Elektrolity mogą spowodować skutki uboczne. Jakie są objawy nadmiaru?
Nadmiar elektrolitów może przyczynić się do stanu nazywanego zatruciem elektrolitami. Skutkiem ich podwyższonego poziomu w krwiobiegu (zwykle to hipernatremia, czyli nadmierne stężenie sodu we krwi) jest negatywny wpływ na poziom innych związków o tej funkcji.
Objawy przedawkowania elektrolitów to m.in.:
zatrzymywanie wody w organizmie, w tym obrzęki kończyn,
zwiększone pragnienie,
odwodnienie,
osłabienie mięśni,
kurcze mięśni,
wysokie ciśnienie krwi,
nudności i wymioty,
zaburzenia pracy serca, w tym częstoskurcz,
zadyszka,
ból w klatce piersiowej,
dezorientacja,
uszkodzenie nerek.
Dlatego po elektrolity w dowolnej formie należy sięgać tylko w razie potrzeb.
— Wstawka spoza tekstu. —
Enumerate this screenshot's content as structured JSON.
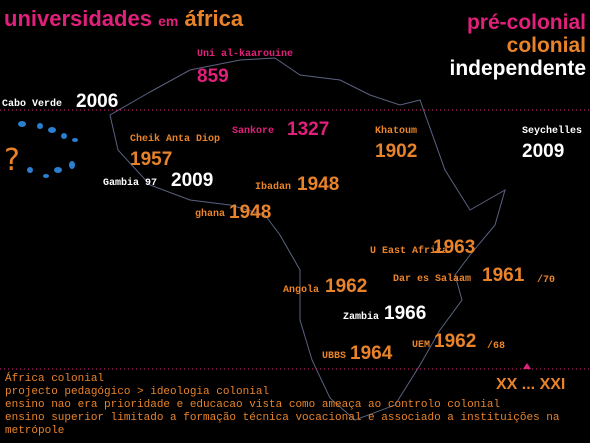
{
  "header": {
    "title_main": "universidades",
    "title_em": "em",
    "title_end": "áfrica"
  },
  "legend": [
    "pré-colonial",
    "colonial",
    "independente"
  ],
  "labels": [
    {
      "name": "Uni al-kaarouine",
      "year": "859"
    },
    {
      "name": "Cabo Verde",
      "year": "2006"
    },
    {
      "name": "Sankore",
      "year": "1327"
    },
    {
      "name": "Cheik Anta Diop",
      "year": "1957"
    },
    {
      "name": "Khatoum",
      "year": "1902"
    },
    {
      "name": "Seychelles",
      "year": "2009"
    },
    {
      "name": "Gambia 97",
      "year": "2009"
    },
    {
      "name": "Ibadan",
      "year": "1948"
    },
    {
      "name": "ghana",
      "year": "1948"
    },
    {
      "name": "U East Africa",
      "year": "1963"
    },
    {
      "name": "Dar es Salaam",
      "year": "1961",
      "suffix": "/70"
    },
    {
      "name": "Angola",
      "year": "1962"
    },
    {
      "name": "Zambia",
      "year": "1966"
    },
    {
      "name": "UBBS",
      "year": "1964"
    },
    {
      "name": "UEM",
      "year": "1962",
      "suffix": "/68"
    }
  ],
  "question": "?",
  "era": "XX ... XXI",
  "notes": [
    "África colonial",
    "projecto pedagógico > ideologia colonial",
    "ensino nao era prioridade e educacao vista como ameaça ao controlo colonial",
    "ensino superior limitado a formação técnica vocacional e associado a instituições na",
    "metrópole"
  ]
}
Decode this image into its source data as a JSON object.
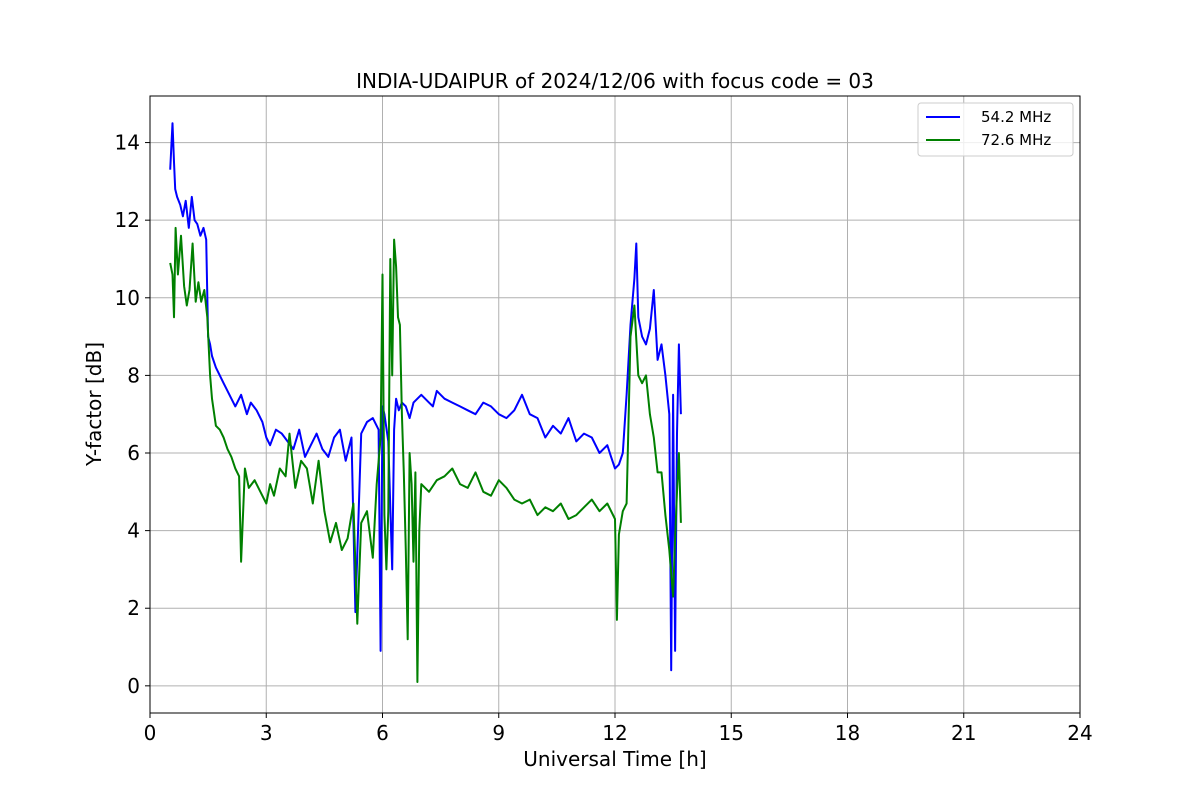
{
  "chart_data": {
    "type": "line",
    "title": "INDIA-UDAIPUR of 2024/12/06 with focus code = 03",
    "xlabel": "Universal Time [h]",
    "ylabel": "Y-factor [dB]",
    "xlim": [
      0,
      24
    ],
    "ylim": [
      -0.7,
      15.2
    ],
    "xticks": [
      0,
      3,
      6,
      9,
      12,
      15,
      18,
      21,
      24
    ],
    "yticks": [
      0,
      2,
      4,
      6,
      8,
      10,
      12,
      14
    ],
    "grid": true,
    "legend_position": "top-right",
    "series": [
      {
        "name": "54.2 MHz",
        "color": "#0000ff",
        "x": [
          0.52,
          0.58,
          0.62,
          0.65,
          0.7,
          0.78,
          0.85,
          0.92,
          1.0,
          1.08,
          1.15,
          1.22,
          1.3,
          1.38,
          1.45,
          1.5,
          1.55,
          1.6,
          1.7,
          1.8,
          1.9,
          2.0,
          2.1,
          2.2,
          2.35,
          2.5,
          2.6,
          2.75,
          2.9,
          3.0,
          3.1,
          3.25,
          3.4,
          3.55,
          3.7,
          3.85,
          4.0,
          4.15,
          4.3,
          4.45,
          4.6,
          4.75,
          4.9,
          5.05,
          5.2,
          5.3,
          5.45,
          5.6,
          5.75,
          5.9,
          5.95,
          6.0,
          6.05,
          6.15,
          6.25,
          6.3,
          6.35,
          6.42,
          6.5,
          6.6,
          6.7,
          6.8,
          6.9,
          7.0,
          7.2,
          7.3,
          7.4,
          7.6,
          7.8,
          8.0,
          8.2,
          8.4,
          8.6,
          8.8,
          9.0,
          9.2,
          9.4,
          9.6,
          9.8,
          10.0,
          10.2,
          10.4,
          10.6,
          10.8,
          11.0,
          11.2,
          11.4,
          11.6,
          11.8,
          11.9,
          12.0,
          12.1,
          12.2,
          12.3,
          12.4,
          12.5,
          12.55,
          12.6,
          12.7,
          12.8,
          12.9,
          13.0,
          13.1,
          13.2,
          13.3,
          13.4,
          13.45,
          13.5,
          13.55,
          13.6,
          13.65,
          13.7
        ],
        "y": [
          13.3,
          14.5,
          13.5,
          12.8,
          12.6,
          12.4,
          12.1,
          12.5,
          11.8,
          12.6,
          12.0,
          11.9,
          11.6,
          11.8,
          11.5,
          9.0,
          8.8,
          8.5,
          8.2,
          8.0,
          7.8,
          7.6,
          7.4,
          7.2,
          7.5,
          7.0,
          7.3,
          7.1,
          6.8,
          6.4,
          6.2,
          6.6,
          6.5,
          6.3,
          6.1,
          6.6,
          5.9,
          6.2,
          6.5,
          6.1,
          5.9,
          6.4,
          6.6,
          5.8,
          6.4,
          1.9,
          6.5,
          6.8,
          6.9,
          6.6,
          0.9,
          7.2,
          7.0,
          6.3,
          3.0,
          6.6,
          7.4,
          7.1,
          7.3,
          7.2,
          6.9,
          7.3,
          7.4,
          7.5,
          7.3,
          7.2,
          7.6,
          7.4,
          7.3,
          7.2,
          7.1,
          7.0,
          7.3,
          7.2,
          7.0,
          6.9,
          7.1,
          7.5,
          7.0,
          6.9,
          6.4,
          6.7,
          6.5,
          6.9,
          6.3,
          6.5,
          6.4,
          6.0,
          6.2,
          5.9,
          5.6,
          5.7,
          6.0,
          7.5,
          9.3,
          10.5,
          11.4,
          9.5,
          9.0,
          8.8,
          9.2,
          10.2,
          8.4,
          8.8,
          8.0,
          7.0,
          0.4,
          7.5,
          0.9,
          6.5,
          8.8,
          7.0
        ]
      },
      {
        "name": "72.6 MHz",
        "color": "#008000",
        "x": [
          0.52,
          0.58,
          0.62,
          0.66,
          0.72,
          0.8,
          0.88,
          0.95,
          1.02,
          1.1,
          1.18,
          1.25,
          1.32,
          1.4,
          1.48,
          1.55,
          1.6,
          1.7,
          1.8,
          1.9,
          2.0,
          2.1,
          2.2,
          2.3,
          2.35,
          2.45,
          2.55,
          2.7,
          2.85,
          3.0,
          3.1,
          3.2,
          3.35,
          3.5,
          3.6,
          3.75,
          3.9,
          4.05,
          4.2,
          4.35,
          4.5,
          4.65,
          4.8,
          4.95,
          5.1,
          5.25,
          5.35,
          5.45,
          5.6,
          5.75,
          5.85,
          5.95,
          6.0,
          6.05,
          6.1,
          6.15,
          6.2,
          6.25,
          6.3,
          6.35,
          6.4,
          6.45,
          6.5,
          6.55,
          6.6,
          6.65,
          6.7,
          6.75,
          6.8,
          6.85,
          6.9,
          6.95,
          7.0,
          7.2,
          7.4,
          7.6,
          7.8,
          8.0,
          8.2,
          8.4,
          8.6,
          8.8,
          9.0,
          9.2,
          9.4,
          9.6,
          9.8,
          10.0,
          10.2,
          10.4,
          10.6,
          10.8,
          11.0,
          11.2,
          11.4,
          11.6,
          11.8,
          12.0,
          12.05,
          12.1,
          12.2,
          12.3,
          12.4,
          12.5,
          12.6,
          12.7,
          12.8,
          12.9,
          13.0,
          13.1,
          13.2,
          13.3,
          13.4,
          13.5,
          13.55,
          13.6,
          13.65,
          13.7
        ],
        "y": [
          10.9,
          10.6,
          9.5,
          11.8,
          10.6,
          11.6,
          10.3,
          9.8,
          10.2,
          11.4,
          9.9,
          10.4,
          9.9,
          10.2,
          9.5,
          8.0,
          7.4,
          6.7,
          6.6,
          6.4,
          6.1,
          5.9,
          5.6,
          5.4,
          3.2,
          5.6,
          5.1,
          5.3,
          5.0,
          4.7,
          5.2,
          4.9,
          5.6,
          5.4,
          6.5,
          5.1,
          5.8,
          5.6,
          4.7,
          5.8,
          4.5,
          3.7,
          4.2,
          3.5,
          3.8,
          4.7,
          1.6,
          4.2,
          4.5,
          3.3,
          5.2,
          6.4,
          10.6,
          4.4,
          3.0,
          4.5,
          11.0,
          8.0,
          11.5,
          10.8,
          9.5,
          9.3,
          7.0,
          5.5,
          3.5,
          1.2,
          6.0,
          5.2,
          3.2,
          5.5,
          0.1,
          4.0,
          5.2,
          5.0,
          5.3,
          5.4,
          5.6,
          5.2,
          5.1,
          5.5,
          5.0,
          4.9,
          5.3,
          5.1,
          4.8,
          4.7,
          4.8,
          4.4,
          4.6,
          4.5,
          4.7,
          4.3,
          4.4,
          4.6,
          4.8,
          4.5,
          4.7,
          4.3,
          1.7,
          3.9,
          4.5,
          4.7,
          9.0,
          9.8,
          8.0,
          7.8,
          8.0,
          7.0,
          6.4,
          5.5,
          5.5,
          4.4,
          3.5,
          2.3,
          3.8,
          5.0,
          6.0,
          4.2
        ]
      }
    ]
  }
}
Jest nią także obniżony poziom sodu czy potasu we krwi (hiponatremia albo hipokaliemia) to stany prowadzące do poważnych zaburzeń. Można wykryć je w badaniu krwi.
Ile kosztuje badanie elektrolitów? Cena jonogramu
Badanie elektrolitów we krwi, zwane jonogramem, nie jest drogie, choć jego cena zależy od liczby oznaczanych składników. Za pakiet zawierający test na zawartość sodu i potasu – albo sodu, potasu i chlorków, trzeba zapłacić 25-30 zł. Natomiast pełen jonogram, nieuwzględniający siedem składników, to wydatek rzędu ok. 85 zł.
Do badania elektrolitów należy podejść na czczo, a przynajmniej 12-14 godzin po posiłku. Najlepiej umówić się na nie rano. Poza tym nie wymaga szczególnych przygotowań poza unikaniem zmian w diecie czy intensywnej aktywności fizycznej. Na wyniki mogą wpływać aktualne zażywane suplementy diety, które zawierają elektrolity.